For many companies, including here at CNBC, social media can be a place where employers get a clearer picture of the person who will walk in the door on their first day at the job. So, it’s not uncommon for them to scroll back through months, if not years, of posts looking for red flags.

It is unclear what NBC’s process for hiring at SNL was. The company did not respond to CNBC’s request for comment.

“If you are fundamentally a performer, that should have been part of the collateral review,” Hanold said. “You have an audition, but don’t you want to see how they perform in different circumstances?”

It’s unclear when the videos on the “Matt and Shane’s Secret Podcast” YouTube channel were deleted. So, it’s possible they were not available to be viewed by NBC prior to Gillis’ hiring. However, some audio from past podcasts are still available online.

“Different companies have different policies,” Josh Mangum, senior director of corporate strategy at Search Solution Group, said. “Some might look a little harder than others. But, it’s not something that comes up in a background check. You may have to comb through 10 hours worth of content or more.”

Mangum said that the average person has five days worth of video uploaded online and that entertainers tend to have exponentially more.

“I don’t really fault the company that hires people for SNL or the casting agents,” he said. “They can only do so much.”

Dennis Theodorou, managing director at JMJ Phillip, a recruiting and executive search firm, said that companies have a lot of resources when it comes to looking into the background of future employees. They can hire an outside firm whose sole job is to vet new talent or even institute policies like a uniform interview process or personality tests.

“On the recruitment side, we do that for our clients,” he said. “We don’t want to send someone to them that we’ve head hunted for them and have [the client] find something on the net [about a future employee] before we do.”

Past offenders

Gillis is by no means the first comedian or entertainer to face backlash for past offensive comments.

Trevor Noah, the host of Comedy Central’s “The Daily Show,” was criticized in 2018 after tweets from 2013 resurfaced and were deemed anti-Semitic and offensive towards aboriginal women.

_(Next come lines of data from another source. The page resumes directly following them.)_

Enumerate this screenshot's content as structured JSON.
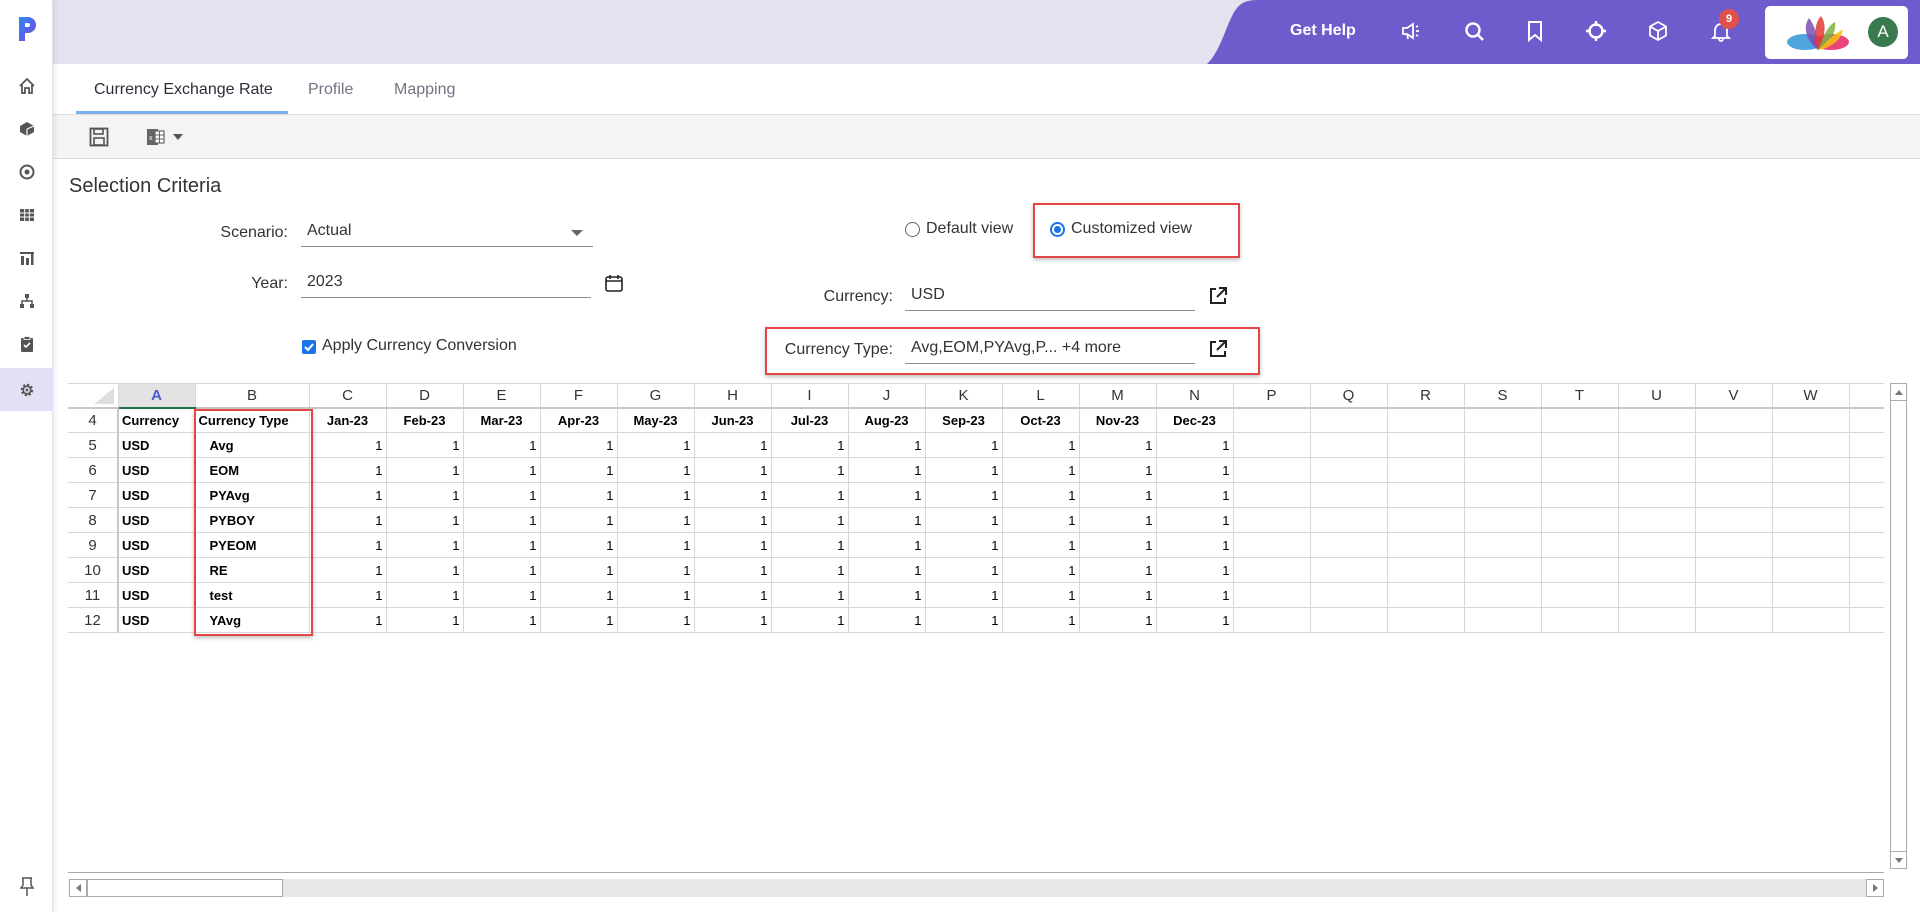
{
  "brand": {
    "logo": "P",
    "accent": "#6d5dcc"
  },
  "sidebar": {
    "items": [
      {
        "name": "home",
        "icon": "home-icon"
      },
      {
        "name": "cube",
        "icon": "cube-icon"
      },
      {
        "name": "target",
        "icon": "target-icon"
      },
      {
        "name": "grid",
        "icon": "grid-icon"
      },
      {
        "name": "reports",
        "icon": "chart-icon"
      },
      {
        "name": "hierarchy",
        "icon": "hierarchy-icon"
      },
      {
        "name": "tasks",
        "icon": "clipboard-check-icon"
      },
      {
        "name": "settings",
        "icon": "gear-icon",
        "active": true
      }
    ],
    "pin_icon": "pin-icon"
  },
  "header": {
    "get_help": "Get Help",
    "icons": [
      "megaphone-icon",
      "search-icon",
      "bookmark-icon",
      "crosshair-icon",
      "cube-icon",
      "bell-icon"
    ],
    "notification_count": "9",
    "avatar_initial": "A"
  },
  "tabs": [
    {
      "label": "Currency Exchange Rate",
      "active": true
    },
    {
      "label": "Profile"
    },
    {
      "label": "Mapping"
    }
  ],
  "toolbar": {
    "save": "save-icon",
    "excel": "excel-icon"
  },
  "selection": {
    "title": "Selection Criteria",
    "scenario_label": "Scenario:",
    "scenario_value": "Actual",
    "year_label": "Year:",
    "year_value": "2023",
    "apply_conversion_label": "Apply Currency Conversion",
    "apply_conversion_checked": true,
    "default_view_label": "Default view",
    "customized_view_label": "Customized view",
    "selected_view": "Customized view",
    "currency_label": "Currency:",
    "currency_value": "USD",
    "currency_type_label": "Currency Type:",
    "currency_type_value": "Avg,EOM,PYAvg,P... +4 more"
  },
  "sheet": {
    "columns": [
      "A",
      "B",
      "C",
      "D",
      "E",
      "F",
      "G",
      "H",
      "I",
      "J",
      "K",
      "L",
      "M",
      "N",
      "P",
      "Q",
      "R",
      "S",
      "T",
      "U",
      "V",
      "W"
    ],
    "selected_column": "A",
    "header_row": {
      "row": "4",
      "cells": [
        "Currency",
        "Currency Type",
        "Jan-23",
        "Feb-23",
        "Mar-23",
        "Apr-23",
        "May-23",
        "Jun-23",
        "Jul-23",
        "Aug-23",
        "Sep-23",
        "Oct-23",
        "Nov-23",
        "Dec-23"
      ]
    },
    "rows": [
      {
        "row": "5",
        "currency": "USD",
        "type": "Avg",
        "values": [
          "1",
          "1",
          "1",
          "1",
          "1",
          "1",
          "1",
          "1",
          "1",
          "1",
          "1",
          "1"
        ]
      },
      {
        "row": "6",
        "currency": "USD",
        "type": "EOM",
        "values": [
          "1",
          "1",
          "1",
          "1",
          "1",
          "1",
          "1",
          "1",
          "1",
          "1",
          "1",
          "1"
        ]
      },
      {
        "row": "7",
        "currency": "USD",
        "type": "PYAvg",
        "values": [
          "1",
          "1",
          "1",
          "1",
          "1",
          "1",
          "1",
          "1",
          "1",
          "1",
          "1",
          "1"
        ]
      },
      {
        "row": "8",
        "currency": "USD",
        "type": "PYBOY",
        "values": [
          "1",
          "1",
          "1",
          "1",
          "1",
          "1",
          "1",
          "1",
          "1",
          "1",
          "1",
          "1"
        ]
      },
      {
        "row": "9",
        "currency": "USD",
        "type": "PYEOM",
        "values": [
          "1",
          "1",
          "1",
          "1",
          "1",
          "1",
          "1",
          "1",
          "1",
          "1",
          "1",
          "1"
        ]
      },
      {
        "row": "10",
        "currency": "USD",
        "type": "RE",
        "values": [
          "1",
          "1",
          "1",
          "1",
          "1",
          "1",
          "1",
          "1",
          "1",
          "1",
          "1",
          "1"
        ]
      },
      {
        "row": "11",
        "currency": "USD",
        "type": "test",
        "values": [
          "1",
          "1",
          "1",
          "1",
          "1",
          "1",
          "1",
          "1",
          "1",
          "1",
          "1",
          "1"
        ]
      },
      {
        "row": "12",
        "currency": "USD",
        "type": "YAvg",
        "values": [
          "1",
          "1",
          "1",
          "1",
          "1",
          "1",
          "1",
          "1",
          "1",
          "1",
          "1",
          "1"
        ]
      }
    ]
  }
}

Noah responded on Twitter, “You’re right. After visiting Australia’s Bunjilaka museum and learning about aboriginal history first hand I vowed never to make a joke like that again. And I haven’t. I’ll make sure the clip from 2013 is not promoted in any way.”

He was able to keep his job on the show.

When it was announced in December that Kevin Hart would host the Oscars, a number of homophobic tweets he had posted between 2009 and 2011 reappeared online. Hart responded days later on Instagram, saying he declined to apologize for the tweets because he had already done so several years earlier.

Hart said the Academy reached out to him and asked him to apologize or they would have to replace him as the host.

“I chose to pass. I passed on the apology,” he said in a Instagram video. “The reason that I passed is because I have addressed this several times. This is not the first time this has come up, I have addressed it. I’ve spoken on it. I’ve said where the rights and wrongs were. I’ve said who I am now versus who I was then. I’ve done it. I’ve done it. I’m not going to continue to go back and tap into the days of old when I’ve moved on and I am in a completely different space in my life.”

Hart had addressed his gay jokes in 2015 in his cover piece with Rolling Stone and in interviews for his movie “Get Hard.” Ultimately, Hart stepped down from the gig.

Director James Gunn was fired from “Guardians of the Galaxy 3” in July 2018 after tweets from 2009 featuring offensive jokes about young boys were dredged up. He immediately apologized on Twitter in a five-part post. He had also previously apologized for these jokes in 2012.

Shortly after, the cast of “Guardians of the Galaxy” wrote an open letter in support of Gunn, asking for hime to be brought back to the director’s chair for the third installment in the series. In March 2019 Gunn was reinstated.

Theodorou said it matters how much time has gone by since the words were spoken or written.

“Especially with everything going on right now, eight months ago is harder to forgive than 10 years ago,” he said.

Disclosure: Comcast is the parent company of NBCUniversal and CNBC.